Quayola shares with us that the project is the result of several years of research within Quayola Studio in developing systems to generate complex and expressive modulation data in real-time. Quayola and Seta started to focus on such systems for music composition collaboratively.
Our different backgrounds and artistic sensitivities brought us to very different uses of such systems, and, therefore, an interesting complementary approach in composition. You could say that the system itself was also a collaborator. Therefore, it was a continuous exchange between three entities – he adds on.
Giving more details on the process, Quayola also shares that, as everything happens in real-time in their system, the performative aspect was very important: The tracks were not composed/recorded in layers and stages like in traditional DAWs but performed and recorded live directly within our system. For each track, the artists established a set of macros each so that we could perform and improvise live. The final tracks are essentially the result of such live improvisations.
More interestingly, although both artists have always been very interested in sound and related visual synchronicities, they don’t have any formal musical training. For them, this lack of such knowledge is probably what provided a very different take on such traditional instruments.

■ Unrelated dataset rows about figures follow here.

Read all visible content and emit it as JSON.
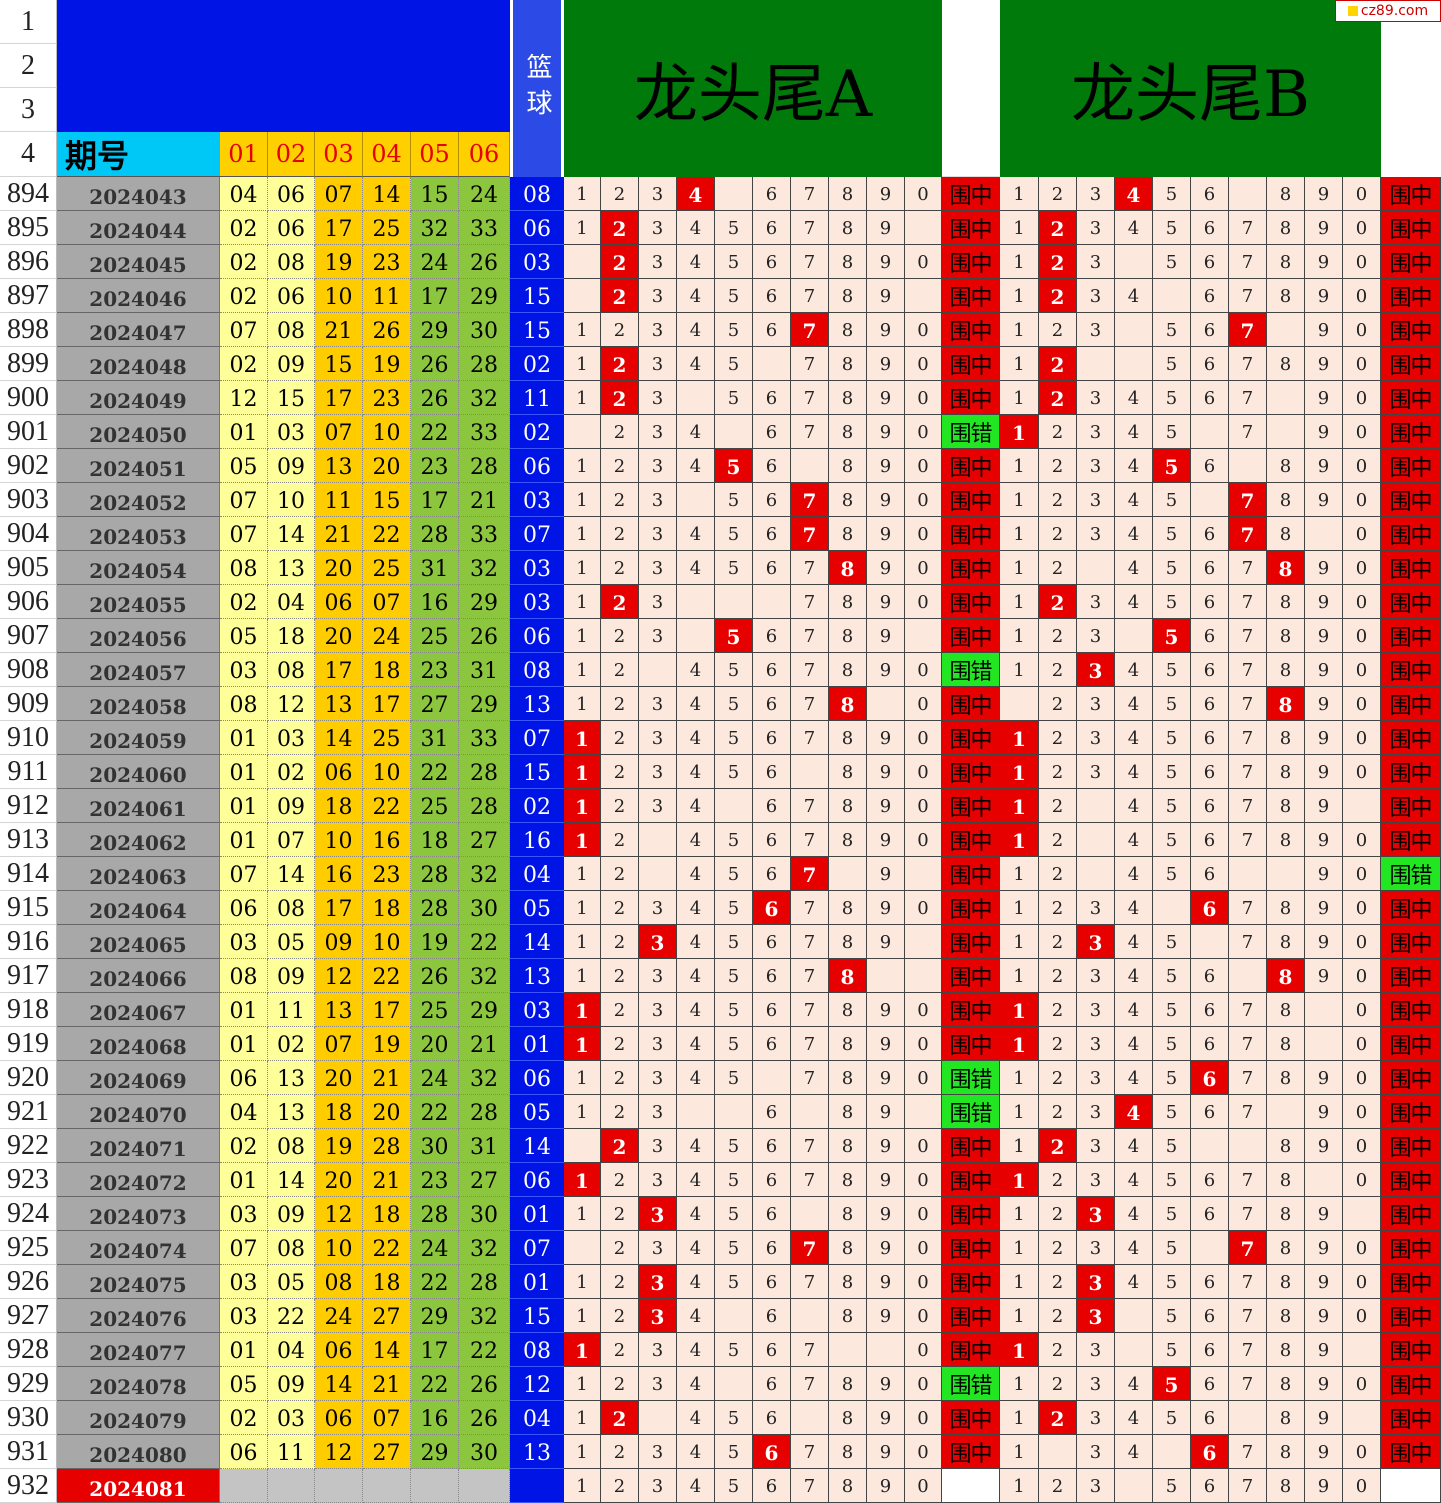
{
  "header": {
    "title_a": "龙头尾A",
    "title_b": "龙头尾B",
    "basket_col": "篮球",
    "period_label": "期号",
    "col_labels": [
      "01",
      "02",
      "03",
      "04",
      "05",
      "06"
    ],
    "top_row_numbers": [
      "1",
      "2",
      "3",
      "4"
    ]
  },
  "watermark": {
    "text": "cz89.com"
  },
  "digit_labels": [
    "1",
    "2",
    "3",
    "4",
    "5",
    "6",
    "7",
    "8",
    "9",
    "0"
  ],
  "rows": [
    {
      "rn": "894",
      "period": "2024043",
      "nums": [
        "04",
        "06",
        "07",
        "14",
        "15",
        "24"
      ],
      "blue": "08",
      "a_blank": [
        4
      ],
      "a_hit": 3,
      "a_res": "围中",
      "b_blank": [
        6
      ],
      "b_hit": 3,
      "b_res": "围中"
    },
    {
      "rn": "895",
      "period": "2024044",
      "nums": [
        "02",
        "06",
        "17",
        "25",
        "32",
        "33"
      ],
      "blue": "06",
      "a_blank": [
        9
      ],
      "a_hit": 1,
      "a_res": "围中",
      "b_blank": [],
      "b_hit": 1,
      "b_res": "围中"
    },
    {
      "rn": "896",
      "period": "2024045",
      "nums": [
        "02",
        "08",
        "19",
        "23",
        "24",
        "26"
      ],
      "blue": "03",
      "a_blank": [
        0
      ],
      "a_hit": 1,
      "a_res": "围中",
      "b_blank": [
        3
      ],
      "b_hit": 1,
      "b_res": "围中"
    },
    {
      "rn": "897",
      "period": "2024046",
      "nums": [
        "02",
        "06",
        "10",
        "11",
        "17",
        "29"
      ],
      "blue": "15",
      "a_blank": [
        0,
        9
      ],
      "a_hit": 1,
      "a_res": "围中",
      "b_blank": [
        4
      ],
      "b_hit": 1,
      "b_res": "围中"
    },
    {
      "rn": "898",
      "period": "2024047",
      "nums": [
        "07",
        "08",
        "21",
        "26",
        "29",
        "30"
      ],
      "blue": "15",
      "a_blank": [],
      "a_hit": 6,
      "a_res": "围中",
      "b_blank": [
        3,
        7
      ],
      "b_hit": 6,
      "b_res": "围中"
    },
    {
      "rn": "899",
      "period": "2024048",
      "nums": [
        "02",
        "09",
        "15",
        "19",
        "26",
        "28"
      ],
      "blue": "02",
      "a_blank": [
        5
      ],
      "a_hit": 1,
      "a_res": "围中",
      "b_blank": [
        2,
        3
      ],
      "b_hit": 1,
      "b_res": "围中"
    },
    {
      "rn": "900",
      "period": "2024049",
      "nums": [
        "12",
        "15",
        "17",
        "23",
        "26",
        "32"
      ],
      "blue": "11",
      "a_blank": [
        3
      ],
      "a_hit": 1,
      "a_res": "围中",
      "b_blank": [
        7
      ],
      "b_hit": 1,
      "b_res": "围中"
    },
    {
      "rn": "901",
      "period": "2024050",
      "nums": [
        "01",
        "03",
        "07",
        "10",
        "22",
        "33"
      ],
      "blue": "02",
      "a_blank": [
        0,
        4
      ],
      "a_hit": -1,
      "a_res": "围错",
      "b_blank": [
        5,
        7
      ],
      "b_hit": 0,
      "b_res": "围中"
    },
    {
      "rn": "902",
      "period": "2024051",
      "nums": [
        "05",
        "09",
        "13",
        "20",
        "23",
        "28"
      ],
      "blue": "06",
      "a_blank": [
        6
      ],
      "a_hit": 4,
      "a_res": "围中",
      "b_blank": [
        6
      ],
      "b_hit": 4,
      "b_res": "围中"
    },
    {
      "rn": "903",
      "period": "2024052",
      "nums": [
        "07",
        "10",
        "11",
        "15",
        "17",
        "21"
      ],
      "blue": "03",
      "a_blank": [
        3
      ],
      "a_hit": 6,
      "a_res": "围中",
      "b_blank": [
        5
      ],
      "b_hit": 6,
      "b_res": "围中"
    },
    {
      "rn": "904",
      "period": "2024053",
      "nums": [
        "07",
        "14",
        "21",
        "22",
        "28",
        "33"
      ],
      "blue": "07",
      "a_blank": [],
      "a_hit": 6,
      "a_res": "围中",
      "b_blank": [
        8
      ],
      "b_hit": 6,
      "b_res": "围中"
    },
    {
      "rn": "905",
      "period": "2024054",
      "nums": [
        "08",
        "13",
        "20",
        "25",
        "31",
        "32"
      ],
      "blue": "03",
      "a_blank": [],
      "a_hit": 7,
      "a_res": "围中",
      "b_blank": [
        2
      ],
      "b_hit": 7,
      "b_res": "围中"
    },
    {
      "rn": "906",
      "period": "2024055",
      "nums": [
        "02",
        "04",
        "06",
        "07",
        "16",
        "29"
      ],
      "blue": "03",
      "a_blank": [
        3,
        4,
        5
      ],
      "a_hit": 1,
      "a_res": "围中",
      "b_blank": [],
      "b_hit": 1,
      "b_res": "围中"
    },
    {
      "rn": "907",
      "period": "2024056",
      "nums": [
        "05",
        "18",
        "20",
        "24",
        "25",
        "26"
      ],
      "blue": "06",
      "a_blank": [
        3,
        9
      ],
      "a_hit": 4,
      "a_res": "围中",
      "b_blank": [
        3
      ],
      "b_hit": 4,
      "b_res": "围中"
    },
    {
      "rn": "908",
      "period": "2024057",
      "nums": [
        "03",
        "08",
        "17",
        "18",
        "23",
        "31"
      ],
      "blue": "08",
      "a_blank": [
        2
      ],
      "a_hit": -1,
      "a_res": "围错",
      "b_blank": [],
      "b_hit": 2,
      "b_res": "围中"
    },
    {
      "rn": "909",
      "period": "2024058",
      "nums": [
        "08",
        "12",
        "13",
        "17",
        "27",
        "29"
      ],
      "blue": "13",
      "a_blank": [
        8
      ],
      "a_hit": 7,
      "a_res": "围中",
      "b_blank": [
        0
      ],
      "b_hit": 7,
      "b_res": "围中"
    },
    {
      "rn": "910",
      "period": "2024059",
      "nums": [
        "01",
        "03",
        "14",
        "25",
        "31",
        "33"
      ],
      "blue": "07",
      "a_blank": [],
      "a_hit": 0,
      "a_res": "围中",
      "b_blank": [],
      "b_hit": 0,
      "b_res": "围中"
    },
    {
      "rn": "911",
      "period": "2024060",
      "nums": [
        "01",
        "02",
        "06",
        "10",
        "22",
        "28"
      ],
      "blue": "15",
      "a_blank": [
        6
      ],
      "a_hit": 0,
      "a_res": "围中",
      "b_blank": [],
      "b_hit": 0,
      "b_res": "围中"
    },
    {
      "rn": "912",
      "period": "2024061",
      "nums": [
        "01",
        "09",
        "18",
        "22",
        "25",
        "28"
      ],
      "blue": "02",
      "a_blank": [
        4
      ],
      "a_hit": 0,
      "a_res": "围中",
      "b_blank": [
        2,
        9
      ],
      "b_hit": 0,
      "b_res": "围中"
    },
    {
      "rn": "913",
      "period": "2024062",
      "nums": [
        "01",
        "07",
        "10",
        "16",
        "18",
        "27"
      ],
      "blue": "16",
      "a_blank": [
        2
      ],
      "a_hit": 0,
      "a_res": "围中",
      "b_blank": [
        2
      ],
      "b_hit": 0,
      "b_res": "围中"
    },
    {
      "rn": "914",
      "period": "2024063",
      "nums": [
        "07",
        "14",
        "16",
        "23",
        "28",
        "32"
      ],
      "blue": "04",
      "a_blank": [
        2,
        7,
        9
      ],
      "a_hit": 6,
      "a_res": "围中",
      "b_blank": [
        2,
        6,
        7
      ],
      "b_hit": -1,
      "b_res": "围错"
    },
    {
      "rn": "915",
      "period": "2024064",
      "nums": [
        "06",
        "08",
        "17",
        "18",
        "28",
        "30"
      ],
      "blue": "05",
      "a_blank": [],
      "a_hit": 5,
      "a_res": "围中",
      "b_blank": [
        4
      ],
      "b_hit": 5,
      "b_res": "围中"
    },
    {
      "rn": "916",
      "period": "2024065",
      "nums": [
        "03",
        "05",
        "09",
        "10",
        "19",
        "22"
      ],
      "blue": "14",
      "a_blank": [
        9
      ],
      "a_hit": 2,
      "a_res": "围中",
      "b_blank": [
        5
      ],
      "b_hit": 2,
      "b_res": "围中"
    },
    {
      "rn": "917",
      "period": "2024066",
      "nums": [
        "08",
        "09",
        "12",
        "22",
        "26",
        "32"
      ],
      "blue": "13",
      "a_blank": [
        8,
        9
      ],
      "a_hit": 7,
      "a_res": "围中",
      "b_blank": [
        6
      ],
      "b_hit": 7,
      "b_res": "围中"
    },
    {
      "rn": "918",
      "period": "2024067",
      "nums": [
        "01",
        "11",
        "13",
        "17",
        "25",
        "29"
      ],
      "blue": "03",
      "a_blank": [],
      "a_hit": 0,
      "a_res": "围中",
      "b_blank": [
        8
      ],
      "b_hit": 0,
      "b_res": "围中"
    },
    {
      "rn": "919",
      "period": "2024068",
      "nums": [
        "01",
        "02",
        "07",
        "19",
        "20",
        "21"
      ],
      "blue": "01",
      "a_blank": [],
      "a_hit": 0,
      "a_res": "围中",
      "b_blank": [
        8
      ],
      "b_hit": 0,
      "b_res": "围中"
    },
    {
      "rn": "920",
      "period": "2024069",
      "nums": [
        "06",
        "13",
        "20",
        "21",
        "24",
        "32"
      ],
      "blue": "06",
      "a_blank": [
        5
      ],
      "a_hit": -1,
      "a_res": "围错",
      "b_blank": [],
      "b_hit": 5,
      "b_res": "围中"
    },
    {
      "rn": "921",
      "period": "2024070",
      "nums": [
        "04",
        "13",
        "18",
        "20",
        "22",
        "28"
      ],
      "blue": "05",
      "a_blank": [
        3,
        4,
        6,
        9
      ],
      "a_hit": -1,
      "a_res": "围错",
      "b_blank": [
        7
      ],
      "b_hit": 3,
      "b_res": "围中"
    },
    {
      "rn": "922",
      "period": "2024071",
      "nums": [
        "02",
        "08",
        "19",
        "28",
        "30",
        "31"
      ],
      "blue": "14",
      "a_blank": [
        0
      ],
      "a_hit": 1,
      "a_res": "围中",
      "b_blank": [
        5,
        6
      ],
      "b_hit": 1,
      "b_res": "围中"
    },
    {
      "rn": "923",
      "period": "2024072",
      "nums": [
        "01",
        "14",
        "20",
        "21",
        "23",
        "27"
      ],
      "blue": "06",
      "a_blank": [],
      "a_hit": 0,
      "a_res": "围中",
      "b_blank": [
        8
      ],
      "b_hit": 0,
      "b_res": "围中"
    },
    {
      "rn": "924",
      "period": "2024073",
      "nums": [
        "03",
        "09",
        "12",
        "18",
        "28",
        "30"
      ],
      "blue": "01",
      "a_blank": [
        6
      ],
      "a_hit": 2,
      "a_res": "围中",
      "b_blank": [
        9
      ],
      "b_hit": 2,
      "b_res": "围中"
    },
    {
      "rn": "925",
      "period": "2024074",
      "nums": [
        "07",
        "08",
        "10",
        "22",
        "24",
        "32"
      ],
      "blue": "07",
      "a_blank": [
        0
      ],
      "a_hit": 6,
      "a_res": "围中",
      "b_blank": [
        5
      ],
      "b_hit": 6,
      "b_res": "围中"
    },
    {
      "rn": "926",
      "period": "2024075",
      "nums": [
        "03",
        "05",
        "08",
        "18",
        "22",
        "28"
      ],
      "blue": "01",
      "a_blank": [],
      "a_hit": 2,
      "a_res": "围中",
      "b_blank": [],
      "b_hit": 2,
      "b_res": "围中"
    },
    {
      "rn": "927",
      "period": "2024076",
      "nums": [
        "03",
        "22",
        "24",
        "27",
        "29",
        "32"
      ],
      "blue": "15",
      "a_blank": [
        4,
        6
      ],
      "a_hit": 2,
      "a_res": "围中",
      "b_blank": [
        3
      ],
      "b_hit": 2,
      "b_res": "围中"
    },
    {
      "rn": "928",
      "period": "2024077",
      "nums": [
        "01",
        "04",
        "06",
        "14",
        "17",
        "22"
      ],
      "blue": "08",
      "a_blank": [
        7,
        8
      ],
      "a_hit": 0,
      "a_res": "围中",
      "b_blank": [
        3,
        9
      ],
      "b_hit": 0,
      "b_res": "围中"
    },
    {
      "rn": "929",
      "period": "2024078",
      "nums": [
        "05",
        "09",
        "14",
        "21",
        "22",
        "26"
      ],
      "blue": "12",
      "a_blank": [
        4
      ],
      "a_hit": -1,
      "a_res": "围错",
      "b_blank": [],
      "b_hit": 4,
      "b_res": "围中"
    },
    {
      "rn": "930",
      "period": "2024079",
      "nums": [
        "02",
        "03",
        "06",
        "07",
        "16",
        "26"
      ],
      "blue": "04",
      "a_blank": [
        2,
        6
      ],
      "a_hit": 1,
      "a_res": "围中",
      "b_blank": [
        6,
        9
      ],
      "b_hit": 1,
      "b_res": "围中"
    },
    {
      "rn": "931",
      "period": "2024080",
      "nums": [
        "06",
        "11",
        "12",
        "27",
        "29",
        "30"
      ],
      "blue": "13",
      "a_blank": [],
      "a_hit": 5,
      "a_res": "围中",
      "b_blank": [
        1,
        4
      ],
      "b_hit": 5,
      "b_res": "围中"
    },
    {
      "rn": "932",
      "period": "2024081",
      "nums": [
        "",
        "",
        "",
        "",
        "",
        ""
      ],
      "blue": "",
      "a_blank": [],
      "a_hit": -1,
      "a_res": "",
      "b_blank": [
        3
      ],
      "b_hit": -1,
      "b_res": ""
    }
  ],
  "colors": {
    "blue": "#0014e6",
    "green": "#007a0a",
    "hit": "#e60000",
    "miss": "#22e622"
  }
}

Their idea was really to create a seamless harmonious balance between machinic aesthetics and organic complexities, but that didn’t come as an easy given; many challenges were faced, as is usual with projects that break some grounds; the results, though, as usual, are rewarding. Quayola shares that just looking at the overall amount of data since the beginning of the project, we are around 15 Terabytes!

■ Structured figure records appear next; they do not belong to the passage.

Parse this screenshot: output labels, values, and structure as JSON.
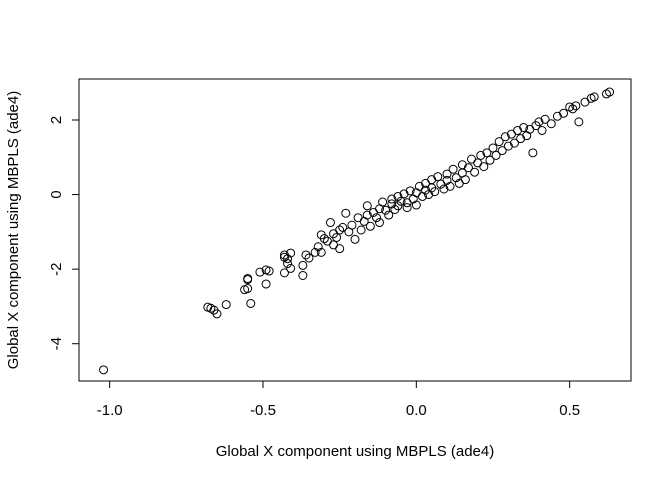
{
  "chart_data": {
    "type": "scatter",
    "title": "",
    "xlabel": "Global X component using MBPLS (ade4)",
    "ylabel": "Global X component using MBPLS (ade4)",
    "xlim": [
      -1.1,
      0.7
    ],
    "ylim": [
      -5.0,
      3.1
    ],
    "xticks": [
      -1.0,
      -0.5,
      0.0,
      0.5
    ],
    "xtick_labels": [
      "-1.0",
      "-0.5",
      "0.0",
      "0.5"
    ],
    "yticks": [
      -4,
      -2,
      0,
      2
    ],
    "ytick_labels": [
      "-4",
      "-2",
      "0",
      "2"
    ],
    "grid": false,
    "marker": "open-circle",
    "marker_color": "#000000",
    "points": [
      [
        -1.02,
        -4.7
      ],
      [
        -0.68,
        -3.02
      ],
      [
        -0.67,
        -3.05
      ],
      [
        -0.66,
        -3.1
      ],
      [
        -0.65,
        -3.2
      ],
      [
        -0.62,
        -2.95
      ],
      [
        -0.55,
        -2.25
      ],
      [
        -0.55,
        -2.28
      ],
      [
        -0.56,
        -2.55
      ],
      [
        -0.55,
        -2.52
      ],
      [
        -0.54,
        -2.92
      ],
      [
        -0.51,
        -2.08
      ],
      [
        -0.49,
        -2.02
      ],
      [
        -0.48,
        -2.05
      ],
      [
        -0.49,
        -2.4
      ],
      [
        -0.43,
        -1.62
      ],
      [
        -0.43,
        -1.68
      ],
      [
        -0.42,
        -1.72
      ],
      [
        -0.41,
        -1.57
      ],
      [
        -0.42,
        -1.85
      ],
      [
        -0.43,
        -2.1
      ],
      [
        -0.41,
        -1.98
      ],
      [
        -0.37,
        -1.9
      ],
      [
        -0.37,
        -2.17
      ],
      [
        -0.36,
        -1.62
      ],
      [
        -0.35,
        -1.7
      ],
      [
        -0.33,
        -1.55
      ],
      [
        -0.32,
        -1.4
      ],
      [
        -0.31,
        -1.08
      ],
      [
        -0.3,
        -1.18
      ],
      [
        -0.31,
        -1.55
      ],
      [
        -0.29,
        -1.25
      ],
      [
        -0.28,
        -0.75
      ],
      [
        -0.27,
        -1.05
      ],
      [
        -0.27,
        -1.35
      ],
      [
        -0.26,
        -1.15
      ],
      [
        -0.25,
        -0.95
      ],
      [
        -0.25,
        -1.45
      ],
      [
        -0.24,
        -0.88
      ],
      [
        -0.23,
        -0.5
      ],
      [
        -0.22,
        -1.0
      ],
      [
        -0.21,
        -0.82
      ],
      [
        -0.2,
        -1.2
      ],
      [
        -0.19,
        -0.62
      ],
      [
        -0.18,
        -0.95
      ],
      [
        -0.17,
        -0.72
      ],
      [
        -0.16,
        -0.55
      ],
      [
        -0.16,
        -0.3
      ],
      [
        -0.15,
        -0.85
      ],
      [
        -0.14,
        -0.48
      ],
      [
        -0.13,
        -0.62
      ],
      [
        -0.12,
        -0.38
      ],
      [
        -0.12,
        -0.75
      ],
      [
        -0.11,
        -0.2
      ],
      [
        -0.1,
        -0.42
      ],
      [
        -0.09,
        -0.55
      ],
      [
        -0.08,
        -0.25
      ],
      [
        -0.08,
        -0.12
      ],
      [
        -0.07,
        -0.4
      ],
      [
        -0.06,
        -0.05
      ],
      [
        -0.06,
        -0.3
      ],
      [
        -0.05,
        -0.18
      ],
      [
        -0.04,
        0.02
      ],
      [
        -0.03,
        -0.35
      ],
      [
        -0.03,
        -0.22
      ],
      [
        -0.02,
        0.1
      ],
      [
        -0.01,
        -0.12
      ],
      [
        0.0,
        -0.28
      ],
      [
        0.0,
        0.05
      ],
      [
        0.01,
        0.22
      ],
      [
        0.02,
        -0.05
      ],
      [
        0.03,
        0.12
      ],
      [
        0.03,
        0.3
      ],
      [
        0.04,
        0.0
      ],
      [
        0.05,
        0.4
      ],
      [
        0.05,
        0.18
      ],
      [
        0.06,
        0.08
      ],
      [
        0.07,
        0.48
      ],
      [
        0.08,
        0.28
      ],
      [
        0.09,
        0.15
      ],
      [
        0.1,
        0.55
      ],
      [
        0.1,
        0.38
      ],
      [
        0.11,
        0.22
      ],
      [
        0.12,
        0.68
      ],
      [
        0.13,
        0.45
      ],
      [
        0.14,
        0.3
      ],
      [
        0.15,
        0.8
      ],
      [
        0.15,
        0.58
      ],
      [
        0.16,
        0.4
      ],
      [
        0.17,
        0.72
      ],
      [
        0.18,
        0.95
      ],
      [
        0.19,
        0.6
      ],
      [
        0.2,
        0.85
      ],
      [
        0.21,
        1.05
      ],
      [
        0.22,
        0.75
      ],
      [
        0.23,
        1.12
      ],
      [
        0.24,
        0.92
      ],
      [
        0.25,
        1.25
      ],
      [
        0.26,
        1.05
      ],
      [
        0.27,
        1.42
      ],
      [
        0.28,
        1.18
      ],
      [
        0.29,
        1.55
      ],
      [
        0.3,
        1.3
      ],
      [
        0.31,
        1.62
      ],
      [
        0.32,
        1.38
      ],
      [
        0.33,
        1.72
      ],
      [
        0.34,
        1.5
      ],
      [
        0.35,
        1.8
      ],
      [
        0.36,
        1.58
      ],
      [
        0.37,
        1.75
      ],
      [
        0.38,
        1.12
      ],
      [
        0.39,
        1.85
      ],
      [
        0.4,
        1.95
      ],
      [
        0.41,
        1.72
      ],
      [
        0.42,
        2.02
      ],
      [
        0.44,
        1.9
      ],
      [
        0.46,
        2.1
      ],
      [
        0.48,
        2.18
      ],
      [
        0.5,
        2.35
      ],
      [
        0.51,
        2.3
      ],
      [
        0.52,
        2.38
      ],
      [
        0.53,
        1.95
      ],
      [
        0.55,
        2.48
      ],
      [
        0.57,
        2.58
      ],
      [
        0.58,
        2.62
      ],
      [
        0.62,
        2.7
      ],
      [
        0.63,
        2.75
      ]
    ]
  }
}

When the research started back in 2018, we didn’t really know that it would turn into a piano concert – it was just pure experimentation within the studio. Developing software can be quite fluid at a demo stage, but when you really need something to work for fully finished creations, then it becomes increasingly more complex. Strangely enough, something that really helped this project move forward was the Covid pandemic. The quiet months of the first wave allowed us to focus purely on the music without any distraction, and this is when the main sonic ideas emerged.
Marcus du Sautoy, the renowned Simonyi Professor for the Public Understanding of Science and Professor of Mathematics at the University of Oxford, wonders Is code synesthetic?, after experiencing Quayola’s new work. He reflects further: the idea of the piece is to exploit the fluidity that code provides between three worlds: the visual canvas, the sonic realm of the piano and the functional manipulation of data. What one experiences when encountering the piece is multiple ways for the human body to experience the dynamics of the algorithms that are being manipulated. One is both being allowed to see and hear the digital data as it is being played.